Derrière la convergence NBIC, une philosophie de transformation radicale de l’Humanité – le Transhumanisme – rêve de changer l’Homme. Les potentialités technologiques sont illimitées : c’est le résultat de la confrontation entre bio-progressistes (les transhumanistes) et bio-conservateurs qui déterminera ce que nous deviendrons. Un véritable lobby bioprogressiste est déjà à l’œuvre, qui prône l’adoption enthousiaste de tous les progrès NBIC, quitte à changer l’humanité. Le lobby transhumaniste est particulièrement puissant sur les rives du Pacifique, de la Californie à la Chine et à la Corée du Sud, soit à proximité – et ce n’est pas un hasard – des industries NBIC. C’est là qu’émerge la nouvelle devise de notre siècle: la vie n’est qu’une nanomachine particulièrement sophistiquée! Des institutions comme la NASA, Arpanet, ou Google sont aux avant-gardes du combat transhumaniste. D’ailleurs, le pape du transhumanisme – Ray Kurzweil – vient d’être nommé Directeur du développement de Google ! A la suite de Craig Venter les tentations démiurgiques et prométhéennes des ingénieurs du vivant vont s’accroître. La vie, l’homme vont être perçus comme infiniment manipulables. Quelques voix timides ont demandé un moratoire sur les travaux de Venter, puis elles se sont tues. Il faut dire que le précédent moratoire sur les travaux génétiques, décidé à la conférence d’Asilomar en 1976 en Californie, n’a tenu que quelques semaines! Qui est aujourd’hui en mesure de poser des limites ?

Emotions & Machines – Olivier Nérot

« Le rire est le propre de l’homme », affirme-t-on pour conserver à la nature humaine quelque spécificité. Pourtant il existe des robots qui rient, incarnent la folie, exposent leur doute existentiel ou expriment une curiosité sans faille… certains créent déjà une relation de complicité avec leur spectateur, pouvant aller jusqu’à un fou rire partagé. Intelligence, autonomie, mémoire, désir, douleur, rêve, ou conscience sont aujourd’hui analysés, modélisés et simulés.

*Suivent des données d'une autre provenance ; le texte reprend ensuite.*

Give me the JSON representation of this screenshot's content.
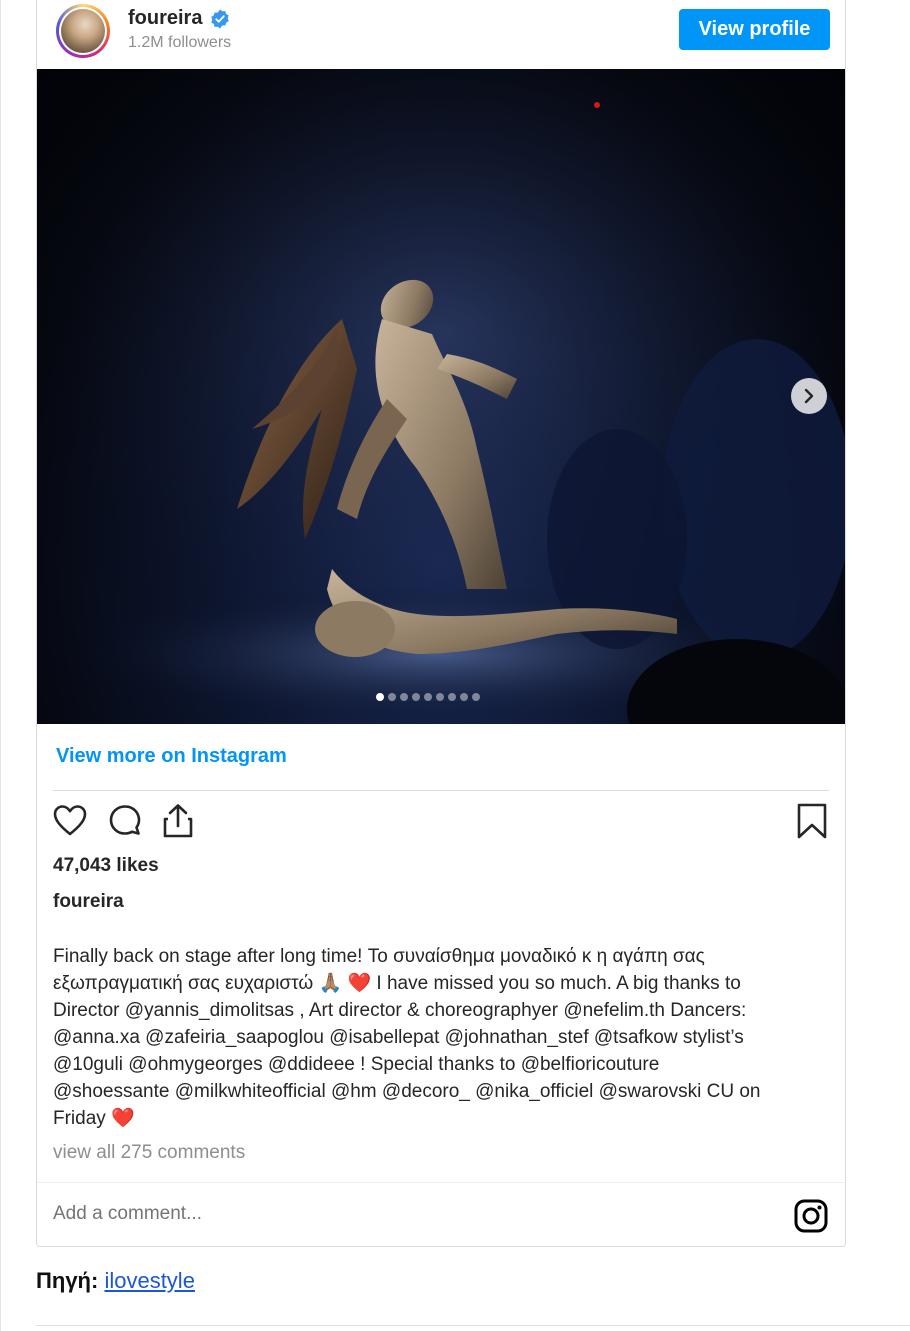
{
  "header": {
    "username": "foureira",
    "followers": "1.2M followers",
    "view_profile_label": "View profile"
  },
  "carousel": {
    "slide_count": 9,
    "active_index": 0
  },
  "view_more_label": "View more on Instagram",
  "likes": "47,043 likes",
  "caption": {
    "username": "foureira",
    "line1": "Finally back on stage after long time! Το συναίσθημα μοναδικό κ η αγάπη σας",
    "line2_pre": "εξωπραγματική σας ευχαριστώ",
    "line2_post": "I have missed you so much. A big thanks to",
    "line3": "Director @yannis_dimolitsas , Art director & choreographyer @nefelim.th Dancers:",
    "line4": "@anna.xa @zafeiria_saapoglou @isabellepat @johnathan_stef @tsafkow stylist’s",
    "line5": "@10guli @ohmygeorges @ddideee ! Special thanks to @belfioricouture",
    "line6": "@shoessante @milkwhiteofficial @hm @decoro_ @nika_officiel @swarovski CU on",
    "line7": "Friday",
    "emoji_pray": "🙏🏽",
    "emoji_heart": "❤️"
  },
  "view_comments_label": "view all 275 comments",
  "comment_input": {
    "placeholder": "Add a comment..."
  },
  "source": {
    "label": "Πηγή:",
    "link_text": "ilovestyle"
  },
  "colors": {
    "accent": "#0095f6",
    "link": "#1a56db",
    "muted": "#8e8e8e",
    "text": "#262626"
  }
}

Mais s’agit-il de simples simulations ?… Ou pouvons nous y voir les prémices d’une humanité artificielle, nous menant à une meilleure connaissance de nous-mêmes ? Nous répondrons à cette question selon deux axes : le sentiment est-il possible au coeur de la machine, par l’analyse des avancées en sciences cognitives ? Et quel sentiment peut exprimer une machine, en l’illustrant par plusieurs réalisations du domaine de l’art digital ? Ainsi, à la croisée des chemins entre art et science, sources d’inspiration et de connaissance, nous chercherons à cerner quel pourrait être ce propre de l’homme, face à des recherches scientifiques ou artistiques, et montrer que nos segmentations binaires entre naturel et artificiel, vivant ou non, conscient ou non, n’est peut être pas si claire que nous pouvons le penser, hormis pour nous rassurer sur notre propre place, et est en définitive bornée essentiellement par l’idée que l’on s’en fait.

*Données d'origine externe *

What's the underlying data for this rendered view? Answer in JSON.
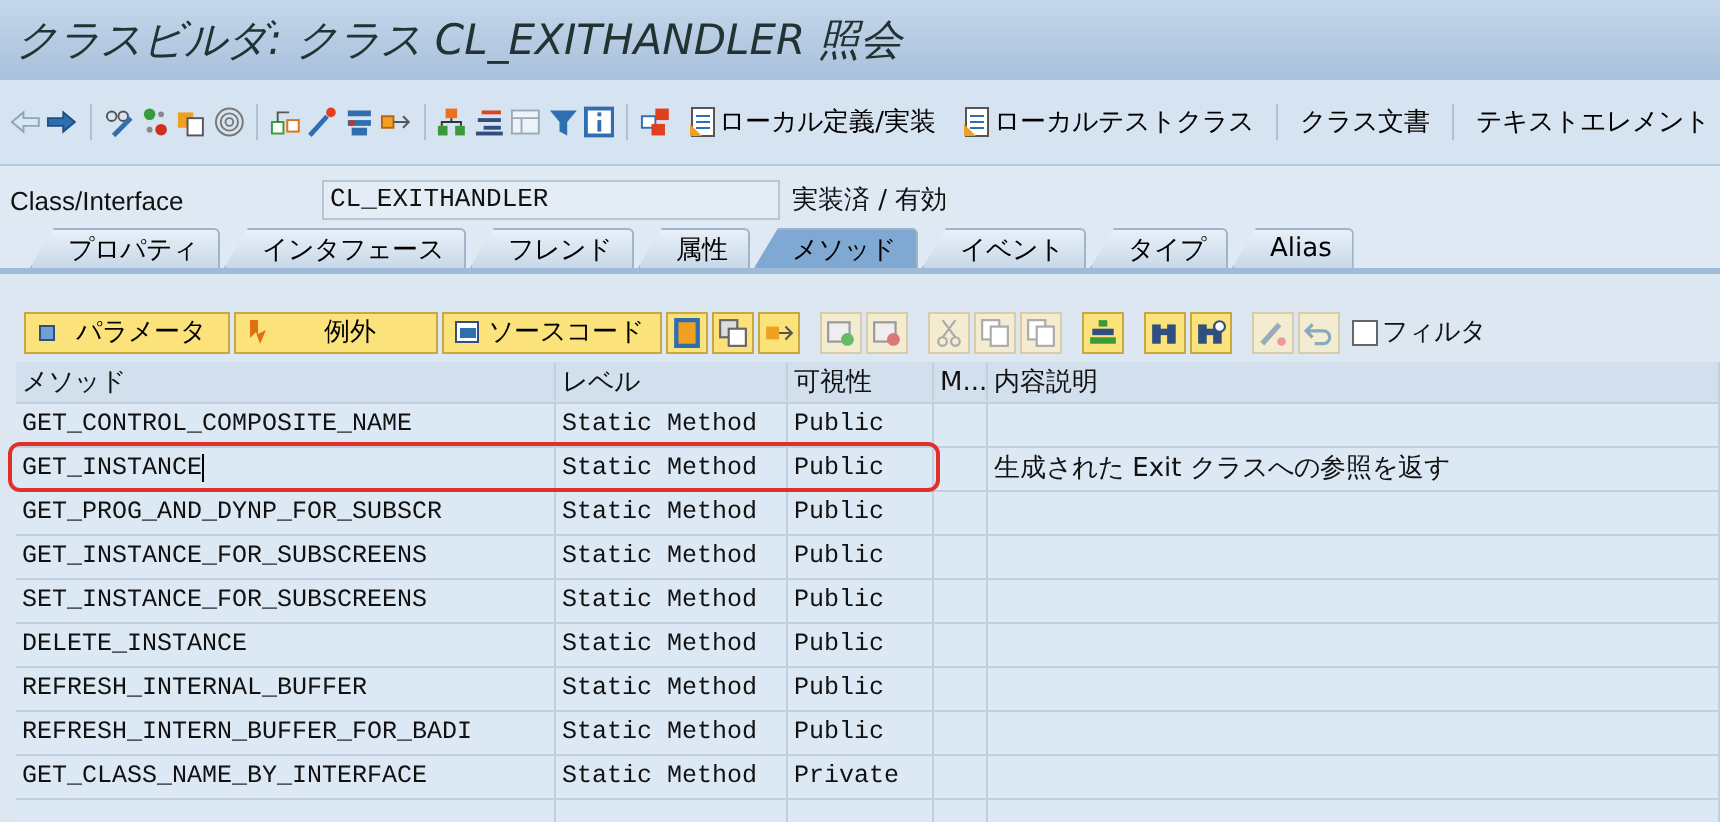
{
  "window": {
    "title": "クラスビルダ: クラス CL_EXITHANDLER 照会"
  },
  "toolbar": {
    "buttons": [
      "ローカル定義/実装",
      "ローカルテストクラス",
      "クラス文書",
      "テキストエレメント"
    ]
  },
  "class_field": {
    "label": "Class/Interface",
    "value": "CL_EXITHANDLER",
    "status": "実装済 / 有効"
  },
  "tabs": [
    {
      "label": "プロパティ",
      "selected": false
    },
    {
      "label": "インタフェース",
      "selected": false
    },
    {
      "label": "フレンド",
      "selected": false
    },
    {
      "label": "属性",
      "selected": false
    },
    {
      "label": "メソッド",
      "selected": true
    },
    {
      "label": "イベント",
      "selected": false
    },
    {
      "label": "タイプ",
      "selected": false
    },
    {
      "label": "Alias",
      "selected": false
    }
  ],
  "method_toolbar": {
    "buttons": [
      "パラメータ",
      "例外",
      "ソースコード"
    ],
    "filter": {
      "label": "フィルタ",
      "checked": false
    }
  },
  "table": {
    "columns": [
      "メソッド",
      "レベル",
      "可視性",
      "M...",
      "内容説明"
    ],
    "rows": [
      {
        "method": "GET_CONTROL_COMPOSITE_NAME",
        "level": "Static Method",
        "visibility": "Public",
        "description": "",
        "highlighted": false,
        "cursor": false
      },
      {
        "method": "GET_INSTANCE",
        "level": "Static Method",
        "visibility": "Public",
        "description": "生成された Exit クラスへの参照を返す",
        "highlighted": true,
        "cursor": true
      },
      {
        "method": "GET_PROG_AND_DYNP_FOR_SUBSCR",
        "level": "Static Method",
        "visibility": "Public",
        "description": "",
        "highlighted": false,
        "cursor": false
      },
      {
        "method": "GET_INSTANCE_FOR_SUBSCREENS",
        "level": "Static Method",
        "visibility": "Public",
        "description": "",
        "highlighted": false,
        "cursor": false
      },
      {
        "method": "SET_INSTANCE_FOR_SUBSCREENS",
        "level": "Static Method",
        "visibility": "Public",
        "description": "",
        "highlighted": false,
        "cursor": false
      },
      {
        "method": "DELETE_INSTANCE",
        "level": "Static Method",
        "visibility": "Public",
        "description": "",
        "highlighted": false,
        "cursor": false
      },
      {
        "method": "REFRESH_INTERNAL_BUFFER",
        "level": "Static Method",
        "visibility": "Public",
        "description": "",
        "highlighted": false,
        "cursor": false
      },
      {
        "method": "REFRESH_INTERN_BUFFER_FOR_BADI",
        "level": "Static Method",
        "visibility": "Public",
        "description": "",
        "highlighted": false,
        "cursor": false
      },
      {
        "method": "GET_CLASS_NAME_BY_INTERFACE",
        "level": "Static Method",
        "visibility": "Private",
        "description": "",
        "highlighted": false,
        "cursor": false
      }
    ]
  }
}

Rémi Sussan est journaliste à Internetactu.net et auteur des « utopies posthumaines » (éditions omniscience), « Demain les mondes virtuels » (éditions FYP) et « Optimiser son cerveau » (éditions FYP).

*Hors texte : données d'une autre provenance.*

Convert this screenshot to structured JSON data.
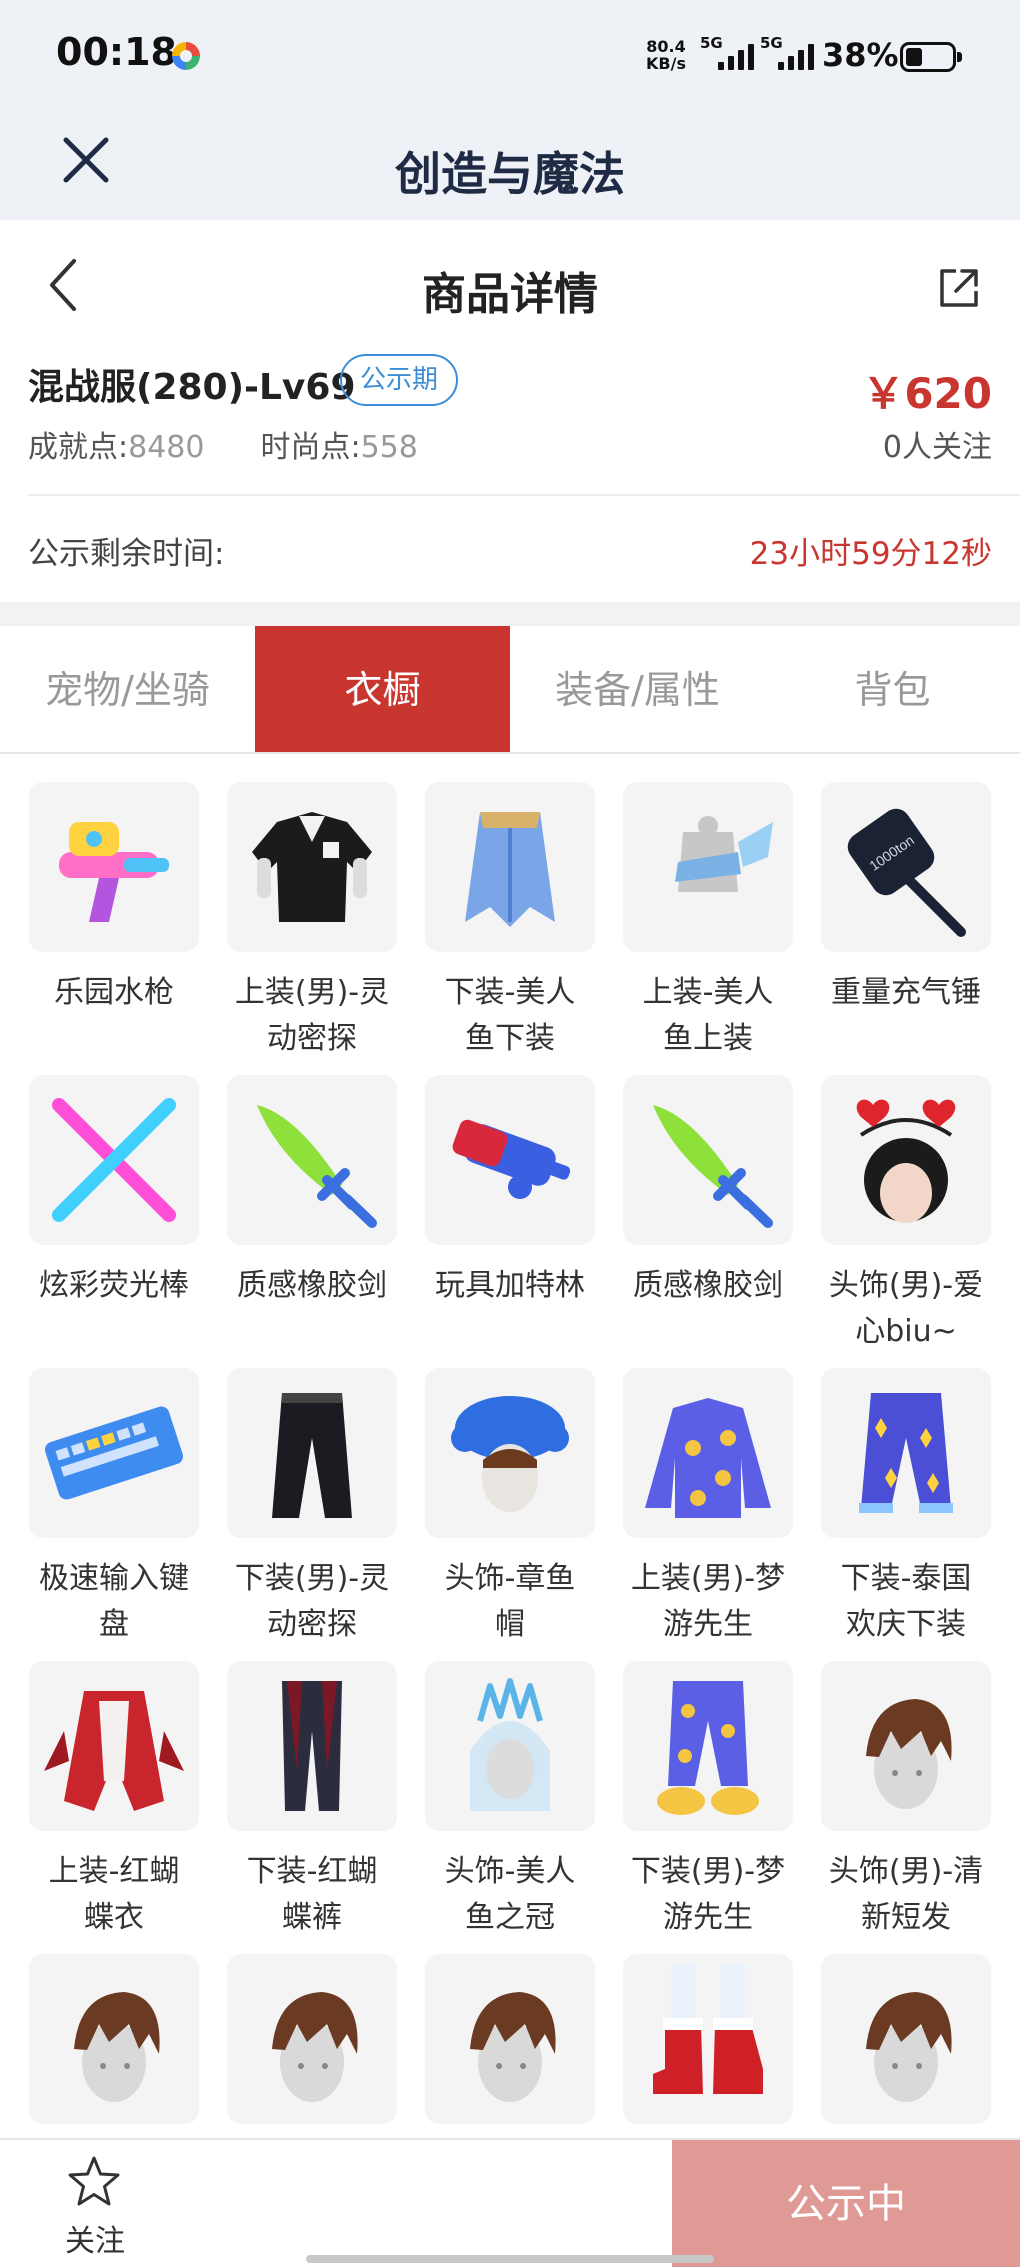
{
  "status_bar": {
    "time": "00:18",
    "net_speed_value": "80.4",
    "net_speed_unit": "KB/s",
    "sim1": "5G",
    "sim2": "5G",
    "battery": "38%"
  },
  "app_header": {
    "title": "创造与魔法"
  },
  "page_nav": {
    "title": "商品详情"
  },
  "product": {
    "name": "混战服(280)-Lv69",
    "badge": "公示期",
    "price": "￥620",
    "achievement_label": "成就点:",
    "achievement_value": "8480",
    "fashion_label": "时尚点:",
    "fashion_value": "558",
    "followers": "0人关注"
  },
  "countdown": {
    "label": "公示剩余时间:",
    "value": "23小时59分12秒"
  },
  "tabs": [
    {
      "label": "宠物/坐骑",
      "active": false
    },
    {
      "label": "衣橱",
      "active": true
    },
    {
      "label": "装备/属性",
      "active": false
    },
    {
      "label": "背包",
      "active": false
    }
  ],
  "wardrobe_items": [
    {
      "line1": "乐园水枪",
      "line2": "",
      "icon": "water-gun-icon"
    },
    {
      "line1": "上装(男)-灵",
      "line2": "动密探",
      "icon": "jacket-icon"
    },
    {
      "line1": "下装-美人",
      "line2": "鱼下装",
      "icon": "mermaid-skirt-icon"
    },
    {
      "line1": "上装-美人",
      "line2": "鱼上装",
      "icon": "mermaid-top-icon"
    },
    {
      "line1": "重量充气锤",
      "line2": "",
      "icon": "hammer-icon"
    },
    {
      "line1": "炫彩荧光棒",
      "line2": "",
      "icon": "glow-sticks-icon"
    },
    {
      "line1": "质感橡胶剑",
      "line2": "",
      "icon": "rubber-sword-icon"
    },
    {
      "line1": "玩具加特林",
      "line2": "",
      "icon": "toy-gatling-icon"
    },
    {
      "line1": "质感橡胶剑",
      "line2": "",
      "icon": "rubber-sword-icon"
    },
    {
      "line1": "头饰(男)-爱",
      "line2": "心biu~",
      "icon": "heart-headband-icon"
    },
    {
      "line1": "极速输入键",
      "line2": "盘",
      "icon": "keyboard-icon"
    },
    {
      "line1": "下装(男)-灵",
      "line2": "动密探",
      "icon": "trousers-icon"
    },
    {
      "line1": "头饰-章鱼",
      "line2": "帽",
      "icon": "octopus-hat-icon"
    },
    {
      "line1": "上装(男)-梦",
      "line2": "游先生",
      "icon": "pajama-top-icon"
    },
    {
      "line1": "下装-泰国",
      "line2": "欢庆下装",
      "icon": "thai-pants-icon"
    },
    {
      "line1": "上装-红蝴",
      "line2": "蝶衣",
      "icon": "red-butterfly-top-icon"
    },
    {
      "line1": "下装-红蝴",
      "line2": "蝶裤",
      "icon": "red-butterfly-pants-icon"
    },
    {
      "line1": "头饰-美人",
      "line2": "鱼之冠",
      "icon": "mermaid-crown-icon"
    },
    {
      "line1": "下装(男)-梦",
      "line2": "游先生",
      "icon": "pajama-pants-icon"
    },
    {
      "line1": "头饰(男)-清",
      "line2": "新短发",
      "icon": "short-hair-icon"
    },
    {
      "line1": "",
      "line2": "",
      "icon": "short-hair-icon"
    },
    {
      "line1": "",
      "line2": "",
      "icon": "short-hair-icon"
    },
    {
      "line1": "",
      "line2": "",
      "icon": "short-hair-icon"
    },
    {
      "line1": "",
      "line2": "",
      "icon": "red-boots-icon"
    },
    {
      "line1": "",
      "line2": "",
      "icon": "short-hair-icon"
    }
  ],
  "bottom_bar": {
    "follow_label": "关注",
    "status_label": "公示中"
  },
  "colors": {
    "accent_red": "#c8362f",
    "badge_blue": "#3c8fd6",
    "status_button": "#e09a96"
  }
}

Laurent Alexandre est Chirurgien-urologue et neurobiologiste de formation, Laurent Alexandre est également diplômé de Science Po, d’HEC et de l’ENA. Pionnier d’internet, ce coureur de marathon est le fondateur de Doctissimo.fr. Auteur en 2011 d’un essai intitulé « La mort de la mort », il s’intéresse aux bouleversements que va connaître l’humanité conjointement aux progrès de la science en biotechnologie. Il dirige aujourd’hui DNAVision qui est une société de séquençage de l’ADN

Olivier Nérot est ingénieur en traitement du signal et docteur en sciences cognitives. Il a proposé un ‘modèle chaotique de mémoire par anticipation’ en 1996. Voulant appliquer ce travail de recherche, il a rejoint plusieurs sociétés de R&D, pour ensuite mettre en application ces théories en créant une start-up, amoweba, en 2000. En 2005 il crée une société de conseil en innovation et prototypage informatique, formant les sociétés à « l’intelligence collective ». En parallèle, en 2012, il a monté à Lyon la galerie H+, spécifiquement dédiée à l’art digital, où il présente des oeuvres technologiques changeant le rapport à la machine.